Need help with integral function

[jenjen07]

Hi, I need help with this problem. Define a function F on [1,8] such that F'(x) = 1/x and (a) F(2) = 0; (b) F(2) = -3 I need to write this as an integral and I don't have to evaluate it. Thank you so much for you help. Jen

 

[shmoe]

Use the (second) fundamental theorem of calculus- given any continuous function it gives a way to construct an antiderivative. Do you know how to use this to get a function that satisfies F'(x)=1/x?

Do this first, then worry about the extra F(2) conditions.

 

[M98Ranger]

Sure, I'd be happy to help with this integral function problem. First, let's start by defining the function F(x) as the integral of 1/x from 1 to x. This can be written as:

F(x) = ∫(1/x)dx from 1 to x

Now, we can use the fundamental theorem of calculus to solve for F(x). Since the derivative of F(x) is 1/x, we can integrate 1/x to get back to F(x). This means that:

F'(x) = 1/x = F(x)

Next, we can use the initial conditions given in the problem to solve for the constant of integration. For part (a), we know that F(2) = 0, so we can plug in 2 for x and set it equal to 0:

F(2) = ∫(1/x)dx from 1 to 2 = 0

Solving this integral, we get:

ln(2) - ln(1) = 0

ln(2) = 0

This means that ln(2) must equal 0, which is not true. Therefore, there is no solution for F(x) that satisfies the initial condition F(2) = 0.
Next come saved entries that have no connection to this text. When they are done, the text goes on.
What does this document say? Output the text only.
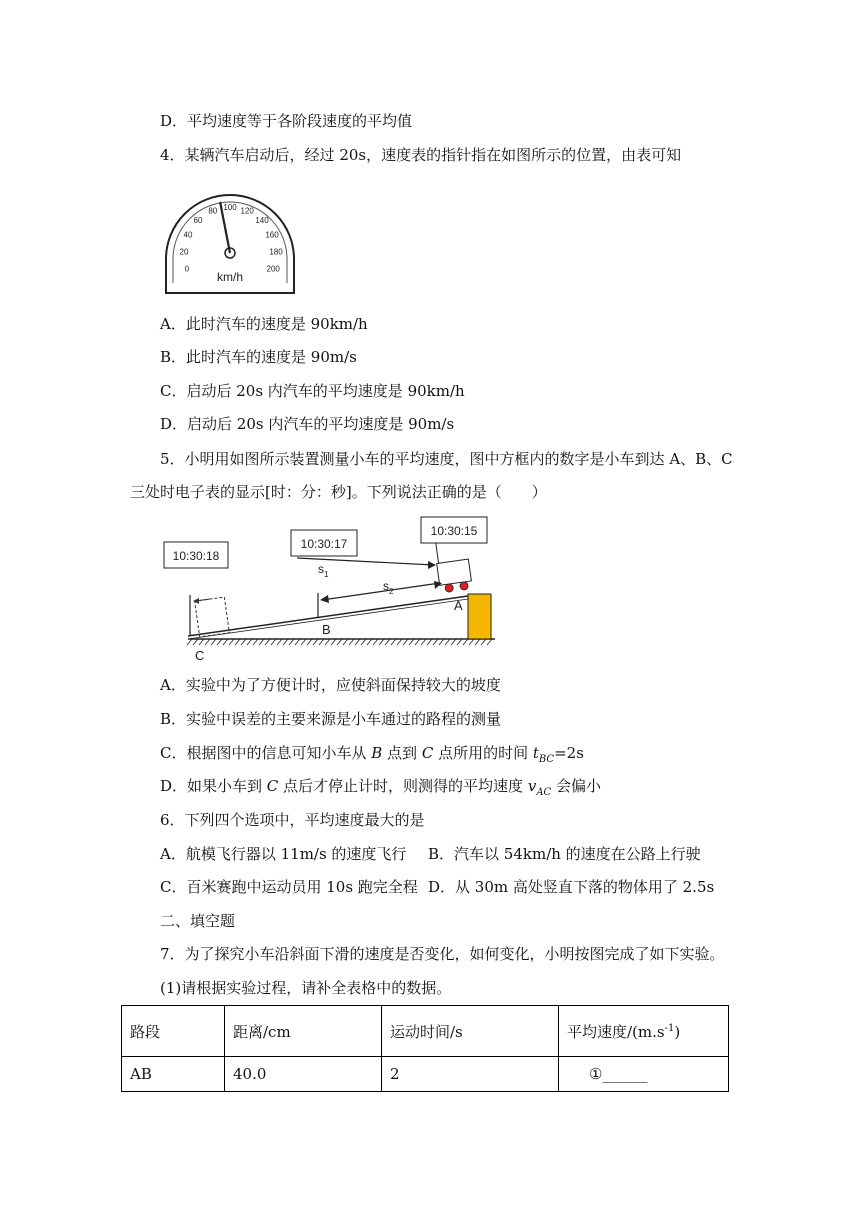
D．平均速度等于各阶段速度的平均值
4．某辆汽车启动后，经过 20s，速度表的指针指在如图所示的位置，由表可知
0
20
40
60
80 100 120
140
160
180
200
km/h
A．此时汽车的速度是 90km/h
B．此时汽车的速度是 90m/s
C．启动后 20s 内汽车的平均速度是 90km/h
D．启动后 20s 内汽车的平均速度是 90m/s
5．小明用如图所示装置测量小车的平均速度，图中方框内的数字是小车到达 A、B、C
三处时电子表的显示[时：分：秒]。下列说法正确的是（　　）
$s_1$
$s_2$
A
B
C
10:30:18
10:30:17
10:30:15
A．实验中为了方便计时，应使斜面保持较大的坡度
B．实验中误差的主要来源是小车通过的路程的测量
C．根据图中的信息可知小车从 B 点到 C 点所用的时间 $t_{BC}=2s$
D．如果小车到 C 点后才停止计时，则测得的平均速度 $v_{AC}$ 会偏小
6．下列四个选项中，平均速度最大的是
A．航模飞行器以 11m/s 的速度飞行 B．汽车以 54km/h 的速度在公路上行驶
C．百米赛跑中运动员用 10s 跑完全程 D．从 30m 高处竖直下落的物体用了 2.5s
二、填空题
7．为了探究小车沿斜面下滑的速度是否变化，如何变化，小明按图完成了如下实验。
(1)请根据实验过程，请补全表格中的数据。
路段	距离/cm	运动时间/s	平均速度$/(m.s^{-1})$
AB	40.0	2	①______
For part (b), we know that F(2) = -3, so we can plug in 2 for x and set it equal to -3:

F(2) = ∫(1/x)dx from 1 to 2 = -3

Solving this integral, we get:

ln(2) - ln(1) = -3

ln(2) = -3 + ln(1)

ln(2) = -3

Therefore, the function F(x) = ∫(1/x)dx from 1 to x with the initial condition F(2) = -3 satisfies the given conditions. I hope this helps you with your integral function problem. Let me know if you have any further questions or need clarification. Good luck!